Quasiparticle diffusion based heating in superconductor tunneling micro-coolers

TL;DR

This paper presents an analytic model for quasiparticle diffusion in superconductor tunnel junctions, showing how quasiparticle accumulation near the interface reduces cooling efficiency, with implications for superconducting devices.

Contribution

It introduces a simple, analytic diffusion model for excess quasiparticles in superconductors with trap junctions, enhancing understanding of device efficiency limitations.

Findings

Quasiparticle accumulation impairs cooling efficiency.

Analytic solution depends on accessible experimental parameters.
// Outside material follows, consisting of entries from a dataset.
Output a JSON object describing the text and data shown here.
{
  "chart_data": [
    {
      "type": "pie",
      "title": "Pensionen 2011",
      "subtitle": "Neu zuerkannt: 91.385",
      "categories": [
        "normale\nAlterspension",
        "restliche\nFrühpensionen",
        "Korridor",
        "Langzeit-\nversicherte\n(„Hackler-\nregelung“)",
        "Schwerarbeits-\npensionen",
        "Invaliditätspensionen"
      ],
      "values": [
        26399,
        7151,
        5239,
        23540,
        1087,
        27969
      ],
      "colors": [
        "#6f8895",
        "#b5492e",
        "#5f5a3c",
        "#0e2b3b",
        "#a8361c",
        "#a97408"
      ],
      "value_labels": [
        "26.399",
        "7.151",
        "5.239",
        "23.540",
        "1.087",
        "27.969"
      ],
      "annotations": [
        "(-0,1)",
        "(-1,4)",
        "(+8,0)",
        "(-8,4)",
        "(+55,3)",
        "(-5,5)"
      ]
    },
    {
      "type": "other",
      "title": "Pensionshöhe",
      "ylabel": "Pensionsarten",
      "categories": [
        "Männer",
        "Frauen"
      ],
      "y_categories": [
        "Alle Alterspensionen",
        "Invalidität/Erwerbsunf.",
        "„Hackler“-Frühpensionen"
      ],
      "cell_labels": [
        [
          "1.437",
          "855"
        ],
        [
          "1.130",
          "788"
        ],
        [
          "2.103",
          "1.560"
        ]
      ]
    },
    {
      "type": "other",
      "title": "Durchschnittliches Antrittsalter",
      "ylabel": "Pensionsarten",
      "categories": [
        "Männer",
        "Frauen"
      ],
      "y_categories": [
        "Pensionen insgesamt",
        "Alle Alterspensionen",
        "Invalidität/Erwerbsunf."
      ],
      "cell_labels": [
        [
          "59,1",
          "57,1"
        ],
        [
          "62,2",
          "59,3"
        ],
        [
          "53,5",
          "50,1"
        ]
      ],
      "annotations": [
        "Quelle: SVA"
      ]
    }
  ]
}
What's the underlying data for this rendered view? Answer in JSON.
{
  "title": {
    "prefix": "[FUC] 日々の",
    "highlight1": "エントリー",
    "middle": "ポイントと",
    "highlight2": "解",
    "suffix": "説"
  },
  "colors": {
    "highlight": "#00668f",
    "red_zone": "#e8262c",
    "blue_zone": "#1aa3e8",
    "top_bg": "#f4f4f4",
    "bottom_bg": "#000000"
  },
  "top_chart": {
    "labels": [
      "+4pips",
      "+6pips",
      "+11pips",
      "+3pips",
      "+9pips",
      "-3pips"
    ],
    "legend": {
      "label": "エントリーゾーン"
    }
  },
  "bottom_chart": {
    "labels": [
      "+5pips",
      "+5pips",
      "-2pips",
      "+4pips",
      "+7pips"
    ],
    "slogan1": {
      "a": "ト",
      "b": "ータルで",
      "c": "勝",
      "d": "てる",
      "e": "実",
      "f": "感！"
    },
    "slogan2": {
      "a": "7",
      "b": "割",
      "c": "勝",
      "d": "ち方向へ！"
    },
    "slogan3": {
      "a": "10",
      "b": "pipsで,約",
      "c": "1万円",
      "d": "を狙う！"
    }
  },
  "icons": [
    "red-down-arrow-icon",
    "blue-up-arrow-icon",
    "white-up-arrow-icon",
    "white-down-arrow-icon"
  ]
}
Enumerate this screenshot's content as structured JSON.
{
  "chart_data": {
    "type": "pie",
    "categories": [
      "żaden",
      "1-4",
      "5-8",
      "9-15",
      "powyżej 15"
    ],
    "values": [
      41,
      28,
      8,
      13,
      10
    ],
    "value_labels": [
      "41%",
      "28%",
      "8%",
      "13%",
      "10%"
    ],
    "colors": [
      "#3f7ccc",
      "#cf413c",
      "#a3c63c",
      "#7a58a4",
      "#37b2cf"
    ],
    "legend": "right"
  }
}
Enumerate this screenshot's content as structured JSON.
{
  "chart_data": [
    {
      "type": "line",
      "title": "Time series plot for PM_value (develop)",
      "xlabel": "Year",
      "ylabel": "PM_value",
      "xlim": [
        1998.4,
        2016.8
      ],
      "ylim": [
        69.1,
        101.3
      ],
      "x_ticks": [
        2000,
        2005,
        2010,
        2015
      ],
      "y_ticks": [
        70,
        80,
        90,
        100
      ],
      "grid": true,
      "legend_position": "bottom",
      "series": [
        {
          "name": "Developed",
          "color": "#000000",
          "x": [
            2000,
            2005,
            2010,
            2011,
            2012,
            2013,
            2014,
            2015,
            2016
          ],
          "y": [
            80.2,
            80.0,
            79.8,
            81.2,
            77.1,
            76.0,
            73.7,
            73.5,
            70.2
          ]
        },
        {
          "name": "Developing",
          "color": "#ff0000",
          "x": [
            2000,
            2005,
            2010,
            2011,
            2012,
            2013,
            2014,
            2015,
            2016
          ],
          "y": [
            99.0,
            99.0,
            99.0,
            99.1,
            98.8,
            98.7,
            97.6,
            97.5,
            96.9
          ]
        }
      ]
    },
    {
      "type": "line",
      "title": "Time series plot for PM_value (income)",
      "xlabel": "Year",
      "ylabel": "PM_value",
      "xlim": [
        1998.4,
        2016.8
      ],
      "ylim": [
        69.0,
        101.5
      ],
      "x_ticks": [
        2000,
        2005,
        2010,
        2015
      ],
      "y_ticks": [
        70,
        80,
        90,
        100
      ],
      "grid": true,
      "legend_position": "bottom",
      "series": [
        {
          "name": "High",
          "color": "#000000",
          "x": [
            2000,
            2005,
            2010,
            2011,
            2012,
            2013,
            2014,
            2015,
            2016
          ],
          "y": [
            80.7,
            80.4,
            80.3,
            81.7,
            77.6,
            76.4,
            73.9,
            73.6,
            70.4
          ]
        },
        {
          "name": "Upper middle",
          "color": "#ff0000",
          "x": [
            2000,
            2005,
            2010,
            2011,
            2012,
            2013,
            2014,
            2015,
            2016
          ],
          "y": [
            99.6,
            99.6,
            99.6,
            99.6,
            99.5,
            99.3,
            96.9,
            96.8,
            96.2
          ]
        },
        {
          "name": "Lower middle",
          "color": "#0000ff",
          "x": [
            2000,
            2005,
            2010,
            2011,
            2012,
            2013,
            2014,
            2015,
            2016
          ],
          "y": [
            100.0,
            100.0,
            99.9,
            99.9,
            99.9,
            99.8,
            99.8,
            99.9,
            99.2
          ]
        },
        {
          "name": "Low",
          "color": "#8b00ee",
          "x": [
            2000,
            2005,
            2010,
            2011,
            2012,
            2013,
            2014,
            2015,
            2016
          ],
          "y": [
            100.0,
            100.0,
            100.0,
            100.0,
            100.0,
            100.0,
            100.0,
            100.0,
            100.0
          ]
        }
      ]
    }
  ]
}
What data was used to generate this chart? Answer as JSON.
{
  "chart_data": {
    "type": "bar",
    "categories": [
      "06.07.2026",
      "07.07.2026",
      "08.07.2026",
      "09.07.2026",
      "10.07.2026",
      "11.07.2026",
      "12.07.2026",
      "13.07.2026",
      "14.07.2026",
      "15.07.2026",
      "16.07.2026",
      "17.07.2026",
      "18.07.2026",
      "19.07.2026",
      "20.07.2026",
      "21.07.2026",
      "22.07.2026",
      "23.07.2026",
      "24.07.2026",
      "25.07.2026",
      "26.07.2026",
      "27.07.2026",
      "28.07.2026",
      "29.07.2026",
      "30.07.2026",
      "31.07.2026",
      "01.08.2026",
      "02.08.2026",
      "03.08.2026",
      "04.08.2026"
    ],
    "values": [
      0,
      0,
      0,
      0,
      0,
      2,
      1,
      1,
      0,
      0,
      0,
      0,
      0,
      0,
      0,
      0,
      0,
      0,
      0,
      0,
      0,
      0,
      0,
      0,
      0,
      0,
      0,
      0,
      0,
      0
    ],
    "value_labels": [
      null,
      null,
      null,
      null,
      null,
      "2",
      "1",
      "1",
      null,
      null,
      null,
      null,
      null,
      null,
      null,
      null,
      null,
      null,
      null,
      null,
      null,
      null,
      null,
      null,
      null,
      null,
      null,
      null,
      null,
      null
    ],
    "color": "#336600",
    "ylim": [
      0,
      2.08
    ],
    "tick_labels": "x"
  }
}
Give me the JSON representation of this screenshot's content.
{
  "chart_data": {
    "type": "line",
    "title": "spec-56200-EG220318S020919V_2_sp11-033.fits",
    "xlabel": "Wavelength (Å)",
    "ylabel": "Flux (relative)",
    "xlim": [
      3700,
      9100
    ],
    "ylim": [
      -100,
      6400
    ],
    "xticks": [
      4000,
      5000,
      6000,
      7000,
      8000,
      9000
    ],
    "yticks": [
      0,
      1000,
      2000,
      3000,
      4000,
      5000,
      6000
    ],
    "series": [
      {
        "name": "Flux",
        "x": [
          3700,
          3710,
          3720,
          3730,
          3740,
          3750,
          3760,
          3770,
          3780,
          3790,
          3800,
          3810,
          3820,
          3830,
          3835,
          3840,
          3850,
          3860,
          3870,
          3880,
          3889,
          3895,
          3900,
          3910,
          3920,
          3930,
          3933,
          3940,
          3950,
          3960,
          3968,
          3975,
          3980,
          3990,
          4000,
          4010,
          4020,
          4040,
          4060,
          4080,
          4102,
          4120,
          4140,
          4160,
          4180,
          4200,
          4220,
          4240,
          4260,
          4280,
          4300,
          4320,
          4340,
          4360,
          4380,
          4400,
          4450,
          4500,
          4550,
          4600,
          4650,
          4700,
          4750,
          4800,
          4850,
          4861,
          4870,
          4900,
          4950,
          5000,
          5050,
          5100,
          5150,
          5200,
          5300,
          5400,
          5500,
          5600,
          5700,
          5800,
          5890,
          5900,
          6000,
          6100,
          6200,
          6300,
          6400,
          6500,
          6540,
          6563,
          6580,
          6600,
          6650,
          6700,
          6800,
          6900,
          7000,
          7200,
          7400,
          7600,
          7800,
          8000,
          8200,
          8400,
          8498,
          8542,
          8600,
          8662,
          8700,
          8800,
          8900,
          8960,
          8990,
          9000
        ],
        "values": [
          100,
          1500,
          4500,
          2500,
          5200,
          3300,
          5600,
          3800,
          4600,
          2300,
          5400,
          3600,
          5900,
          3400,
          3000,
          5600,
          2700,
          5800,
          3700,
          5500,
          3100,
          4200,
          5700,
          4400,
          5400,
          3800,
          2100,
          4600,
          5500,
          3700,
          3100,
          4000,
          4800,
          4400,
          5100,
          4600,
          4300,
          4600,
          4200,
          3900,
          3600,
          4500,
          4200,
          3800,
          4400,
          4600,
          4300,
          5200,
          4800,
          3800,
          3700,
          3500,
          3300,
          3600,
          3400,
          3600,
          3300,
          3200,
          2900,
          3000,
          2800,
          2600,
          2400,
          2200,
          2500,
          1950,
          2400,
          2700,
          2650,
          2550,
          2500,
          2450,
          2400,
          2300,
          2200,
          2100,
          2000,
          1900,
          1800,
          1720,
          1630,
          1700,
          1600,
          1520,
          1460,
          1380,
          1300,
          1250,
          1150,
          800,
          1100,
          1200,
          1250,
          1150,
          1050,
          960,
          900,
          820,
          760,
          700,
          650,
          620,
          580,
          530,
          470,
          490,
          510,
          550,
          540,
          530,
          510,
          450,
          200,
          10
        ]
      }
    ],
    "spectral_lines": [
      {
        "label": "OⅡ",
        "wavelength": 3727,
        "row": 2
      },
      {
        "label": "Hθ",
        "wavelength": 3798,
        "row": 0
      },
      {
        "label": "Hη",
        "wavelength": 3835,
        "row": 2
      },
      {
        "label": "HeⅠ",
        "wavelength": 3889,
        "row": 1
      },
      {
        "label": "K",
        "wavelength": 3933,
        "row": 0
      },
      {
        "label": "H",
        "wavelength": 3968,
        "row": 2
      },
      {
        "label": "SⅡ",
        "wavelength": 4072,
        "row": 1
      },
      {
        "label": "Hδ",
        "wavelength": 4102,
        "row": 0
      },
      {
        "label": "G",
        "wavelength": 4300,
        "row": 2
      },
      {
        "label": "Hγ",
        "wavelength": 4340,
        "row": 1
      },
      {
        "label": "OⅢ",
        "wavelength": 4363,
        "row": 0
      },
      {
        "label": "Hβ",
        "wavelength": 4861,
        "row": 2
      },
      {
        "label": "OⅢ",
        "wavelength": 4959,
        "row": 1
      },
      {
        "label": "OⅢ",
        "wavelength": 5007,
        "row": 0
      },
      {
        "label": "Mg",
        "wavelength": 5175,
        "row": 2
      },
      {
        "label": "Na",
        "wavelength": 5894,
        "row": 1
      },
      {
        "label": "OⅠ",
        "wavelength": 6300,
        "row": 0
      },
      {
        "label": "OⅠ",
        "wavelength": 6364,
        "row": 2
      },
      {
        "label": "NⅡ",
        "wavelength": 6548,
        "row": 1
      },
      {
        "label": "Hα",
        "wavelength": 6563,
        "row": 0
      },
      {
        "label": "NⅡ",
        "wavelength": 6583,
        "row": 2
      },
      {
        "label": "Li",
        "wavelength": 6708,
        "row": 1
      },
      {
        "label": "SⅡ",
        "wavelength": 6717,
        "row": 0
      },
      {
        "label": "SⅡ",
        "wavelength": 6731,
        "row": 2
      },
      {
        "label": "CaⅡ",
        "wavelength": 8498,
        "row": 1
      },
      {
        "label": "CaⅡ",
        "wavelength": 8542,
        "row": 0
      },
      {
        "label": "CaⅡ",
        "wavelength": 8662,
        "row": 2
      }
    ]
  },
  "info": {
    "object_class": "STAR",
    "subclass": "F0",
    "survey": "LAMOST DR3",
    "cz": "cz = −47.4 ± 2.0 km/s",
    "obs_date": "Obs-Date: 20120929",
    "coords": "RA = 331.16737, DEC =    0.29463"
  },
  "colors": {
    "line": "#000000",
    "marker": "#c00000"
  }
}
Model applicable to superconducting detectors and micro-coolers.

Abstract

In a hybrid Superconductor - Insulator - Normal metal tunnel junction biased just below the gap, the extraction of hot electrons out of the normal metal results in electronic cooling effect. The quasiparticles injected in the superconductor accumulate near the tunnel interface, thus increasing the effective superconductor temperature. We propose a simple model for the diffusion of excess quasiparticles in a superconducting strip with an additional trap junction. This diffusion model has a complete analytic solution, which depends on experimentally accessible parameters. We find that the accumulated quasiparticles near the junction reduce the efficiency of the device. This study is also relevant to more general situations making use of superconducting tunnel junctions, as low temperature detectors.